Ted Hill is also one of my great mathematical heroes (but not a moral one, he fought in the Vietnam war, and he likes to fish and hunt (shame on you!)) and what Gowers is to arithmetical progressions and to Banach spaces, Hill is to probability "toy models", Benford's Law, stopping rules and many other probability topics. Gowers abused his reputation as a great mathematician to trash a paper outside his field of expertise.
[ Igor Rivin, the NYJM editor who accepted the paper after its Intelligencer acceptance was reversed, also erred in accepting it, because Hill's paper is obviously not a good fit. Most of the articles in the NYJM are technical and utterly boring, while Hill's paper is actually very interesting. ]
One should also wonder at Ted Hill for his choice of journals. A much better place would have been the more widely-read American Mathematical Monthly and even better still, Notices of the American Mathematical Society, and a yet-better place would have been the Proceedings of the National Academy of Science, where it would have caught the eyes of evolutionary biologists.
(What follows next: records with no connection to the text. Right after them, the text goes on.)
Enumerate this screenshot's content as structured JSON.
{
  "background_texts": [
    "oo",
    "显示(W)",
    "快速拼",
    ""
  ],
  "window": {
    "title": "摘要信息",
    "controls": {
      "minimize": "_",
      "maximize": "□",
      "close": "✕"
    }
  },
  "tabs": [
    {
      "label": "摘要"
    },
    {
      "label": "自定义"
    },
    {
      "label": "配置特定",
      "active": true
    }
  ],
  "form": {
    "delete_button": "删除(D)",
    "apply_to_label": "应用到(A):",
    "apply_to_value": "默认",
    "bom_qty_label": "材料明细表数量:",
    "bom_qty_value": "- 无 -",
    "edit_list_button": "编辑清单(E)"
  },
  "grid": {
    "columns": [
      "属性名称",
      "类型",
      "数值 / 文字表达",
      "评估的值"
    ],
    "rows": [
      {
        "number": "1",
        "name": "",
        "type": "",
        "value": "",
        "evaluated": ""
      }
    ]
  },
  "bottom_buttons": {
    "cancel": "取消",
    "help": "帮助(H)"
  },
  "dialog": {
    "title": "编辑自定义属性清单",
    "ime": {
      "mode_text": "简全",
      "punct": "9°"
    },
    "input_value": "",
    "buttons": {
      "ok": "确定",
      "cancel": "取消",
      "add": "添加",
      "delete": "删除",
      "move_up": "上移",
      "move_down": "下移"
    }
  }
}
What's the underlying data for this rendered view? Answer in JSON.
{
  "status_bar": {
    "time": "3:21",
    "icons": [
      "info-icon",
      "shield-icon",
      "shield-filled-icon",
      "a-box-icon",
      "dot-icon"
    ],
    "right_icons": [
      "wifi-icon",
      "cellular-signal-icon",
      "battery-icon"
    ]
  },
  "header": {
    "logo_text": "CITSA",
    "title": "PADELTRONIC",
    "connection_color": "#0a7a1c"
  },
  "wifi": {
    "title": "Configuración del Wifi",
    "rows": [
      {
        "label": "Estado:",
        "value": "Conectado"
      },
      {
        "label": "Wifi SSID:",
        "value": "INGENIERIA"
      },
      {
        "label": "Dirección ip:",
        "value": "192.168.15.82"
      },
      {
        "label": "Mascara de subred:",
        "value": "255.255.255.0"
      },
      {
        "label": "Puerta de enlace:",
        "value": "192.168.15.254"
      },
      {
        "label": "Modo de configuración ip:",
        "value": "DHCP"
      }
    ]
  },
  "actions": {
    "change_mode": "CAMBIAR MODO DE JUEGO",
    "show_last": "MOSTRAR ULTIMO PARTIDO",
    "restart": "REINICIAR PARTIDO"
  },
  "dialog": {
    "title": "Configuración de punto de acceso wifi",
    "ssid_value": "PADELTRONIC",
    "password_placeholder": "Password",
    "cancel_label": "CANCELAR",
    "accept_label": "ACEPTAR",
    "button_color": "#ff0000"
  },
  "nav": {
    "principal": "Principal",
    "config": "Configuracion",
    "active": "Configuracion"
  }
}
But then again, Ted, being retired, you don't need yet-another-"peer"-reviewed article to get tenure and/or promotion. You have the luxury to tell this anachronism called "peer-reviewed journals" to shove it, and just publish in the most important on-line journal, arxiv.org (that you winded-up doing anyway, but only after the debacle). But then again, perhaps you anticipated all this `controversy', and very shrewdly (being a great probability theorist) submitted to journals whose probability of bowing down to political pressure is maximal. This way your paper created a huge splash and got the attention that it deserved, and much more than it would have gotten if it would not have been "unaccepted".
It probably got at least as much attention as this breakthrough. [And it would be nice if Tim Gowers could comment on it.]